Такого рода мыслительные конструкции в прозе Достоевского, имеющие отношении к еврейским персонажам, будут проанализированы отдельно в последней главе нашей книги. Когда же нас интересует не беллетристика, а публицистика Достоевского, главным образом его статьи по «еврейскому вопросу», то рассматриваемые тексты оказываются «площе» и проще. В отличие от художественных текстов, в них нет той многослойности, что позволяет говорить о глубинном или герменевтическом прочтении. Кроме того, горячая пафосность и провокативная актуальность публицистических текстов Достоевского – эта, образно говоря, «активная поверхность», закрывает и затрудняет проникновение вглубь, на те уровни его мысли, где антиномически сталкиваются и пересекаются самые разные субъективные значения. Известный русский мыслитель и литературный критик Федор Степун писал по этому поводу:
Достоевский был не только художником, но и очень страстным, горячим, на все отзывающимся публицистом <…>. Казалось бы, поэтому, что в публицистике Достоевского и надо искать его миросозерцание. Но <…> всякая публицистика, как форма творчества, не может, как бы талантлив не был публицист, дышать на той высоте, на которой дышит художественное произведение. Как не блестящ и умен «Дневник писателя», он все же не дает нам того, что дают «Идиот», «Бесы», «Подросток» и «Братья Карамазовы». Вражда к католичеству слышится, конечно, и в «Легенде о Великом инквизиторе», но это не помешало «Легенде» вырасти в одно из самых значительных художественных произведений, рядом с которым так неприятно кустарно звучат рассуждения о том, что коммунизм победит в Европе лишь тогда, когда свергнутый буржуазией со своего престола Папа возглавит коммунистическую революцию.

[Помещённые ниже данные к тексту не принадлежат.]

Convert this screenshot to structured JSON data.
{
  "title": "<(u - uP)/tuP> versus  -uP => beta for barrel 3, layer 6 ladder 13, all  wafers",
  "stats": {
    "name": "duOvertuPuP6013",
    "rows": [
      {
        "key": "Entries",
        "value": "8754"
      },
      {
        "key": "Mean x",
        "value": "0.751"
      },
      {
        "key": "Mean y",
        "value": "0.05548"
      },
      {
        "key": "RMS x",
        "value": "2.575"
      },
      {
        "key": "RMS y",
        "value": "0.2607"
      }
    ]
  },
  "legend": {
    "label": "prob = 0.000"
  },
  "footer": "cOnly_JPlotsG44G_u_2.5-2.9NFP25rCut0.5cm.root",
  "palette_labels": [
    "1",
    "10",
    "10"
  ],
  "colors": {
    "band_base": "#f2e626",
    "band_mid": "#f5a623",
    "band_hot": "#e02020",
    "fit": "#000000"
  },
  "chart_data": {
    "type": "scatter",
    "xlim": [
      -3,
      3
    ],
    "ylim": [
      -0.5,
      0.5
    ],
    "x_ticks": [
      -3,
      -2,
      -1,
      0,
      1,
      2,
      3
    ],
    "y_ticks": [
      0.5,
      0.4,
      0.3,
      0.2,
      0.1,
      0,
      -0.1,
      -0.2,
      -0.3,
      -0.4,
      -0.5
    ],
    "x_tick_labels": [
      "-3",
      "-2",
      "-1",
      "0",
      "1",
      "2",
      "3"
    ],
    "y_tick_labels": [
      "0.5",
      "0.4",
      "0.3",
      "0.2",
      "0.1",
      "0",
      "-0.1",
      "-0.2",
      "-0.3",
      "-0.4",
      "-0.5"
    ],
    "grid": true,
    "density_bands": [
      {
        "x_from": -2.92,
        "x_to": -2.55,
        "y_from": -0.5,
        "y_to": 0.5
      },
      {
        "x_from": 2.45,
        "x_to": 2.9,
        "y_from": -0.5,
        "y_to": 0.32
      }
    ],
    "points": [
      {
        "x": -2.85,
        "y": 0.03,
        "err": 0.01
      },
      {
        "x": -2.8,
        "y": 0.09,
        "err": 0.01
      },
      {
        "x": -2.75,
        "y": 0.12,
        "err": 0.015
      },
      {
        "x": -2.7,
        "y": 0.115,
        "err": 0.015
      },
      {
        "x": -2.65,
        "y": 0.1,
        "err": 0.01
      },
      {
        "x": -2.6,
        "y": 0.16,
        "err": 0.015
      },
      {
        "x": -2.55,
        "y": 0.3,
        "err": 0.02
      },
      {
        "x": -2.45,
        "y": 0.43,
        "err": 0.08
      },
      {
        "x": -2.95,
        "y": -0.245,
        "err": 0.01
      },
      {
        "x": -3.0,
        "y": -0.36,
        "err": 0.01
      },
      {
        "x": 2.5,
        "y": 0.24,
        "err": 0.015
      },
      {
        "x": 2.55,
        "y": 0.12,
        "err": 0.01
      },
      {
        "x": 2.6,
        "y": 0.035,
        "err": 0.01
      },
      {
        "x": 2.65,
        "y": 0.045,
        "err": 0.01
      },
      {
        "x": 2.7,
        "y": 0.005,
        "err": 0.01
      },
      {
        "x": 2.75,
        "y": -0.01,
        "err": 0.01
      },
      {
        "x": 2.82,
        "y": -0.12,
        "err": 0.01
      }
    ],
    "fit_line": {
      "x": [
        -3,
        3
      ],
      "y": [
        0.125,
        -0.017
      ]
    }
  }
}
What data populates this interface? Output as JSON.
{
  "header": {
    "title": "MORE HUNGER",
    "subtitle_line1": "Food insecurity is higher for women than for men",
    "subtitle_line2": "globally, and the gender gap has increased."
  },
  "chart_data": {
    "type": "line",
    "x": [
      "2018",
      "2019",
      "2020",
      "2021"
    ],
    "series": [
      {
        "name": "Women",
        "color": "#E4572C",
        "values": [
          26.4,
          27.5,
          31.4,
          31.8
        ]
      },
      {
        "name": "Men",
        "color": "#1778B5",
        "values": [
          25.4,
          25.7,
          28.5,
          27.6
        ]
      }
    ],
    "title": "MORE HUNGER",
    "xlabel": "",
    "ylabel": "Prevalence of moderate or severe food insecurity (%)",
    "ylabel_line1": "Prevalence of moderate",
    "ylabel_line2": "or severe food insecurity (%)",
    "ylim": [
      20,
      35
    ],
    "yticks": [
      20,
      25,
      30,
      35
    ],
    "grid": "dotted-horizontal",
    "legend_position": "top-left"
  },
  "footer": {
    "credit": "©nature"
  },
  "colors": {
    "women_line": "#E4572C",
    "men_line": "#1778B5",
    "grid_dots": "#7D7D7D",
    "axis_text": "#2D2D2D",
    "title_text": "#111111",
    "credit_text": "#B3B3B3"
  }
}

Не иначе обстоит дело и с национализмом Достоевского. Как ни ложно и опасно убеждение Шатова, что вера в сверхнационального Бога неизбежно ведет за собой духовную смерть народа, оно все же неизмеримо выше публицистического силлогизма: второе пришествие должно произойти в Палестине, но одновременно и в последней христианской стране Европы, которую «Царь небесный исходил, благословляя». Из этого следует, что Палестина должна стать нашей.
Этих двух примеров достаточно, чтобы убедиться в том, до чего опасно превращать публициста Достоевского в истолкователя его миросозерцания. На этом пути можно легко снизить и исказить его глубокие мысли [СТЕПУН].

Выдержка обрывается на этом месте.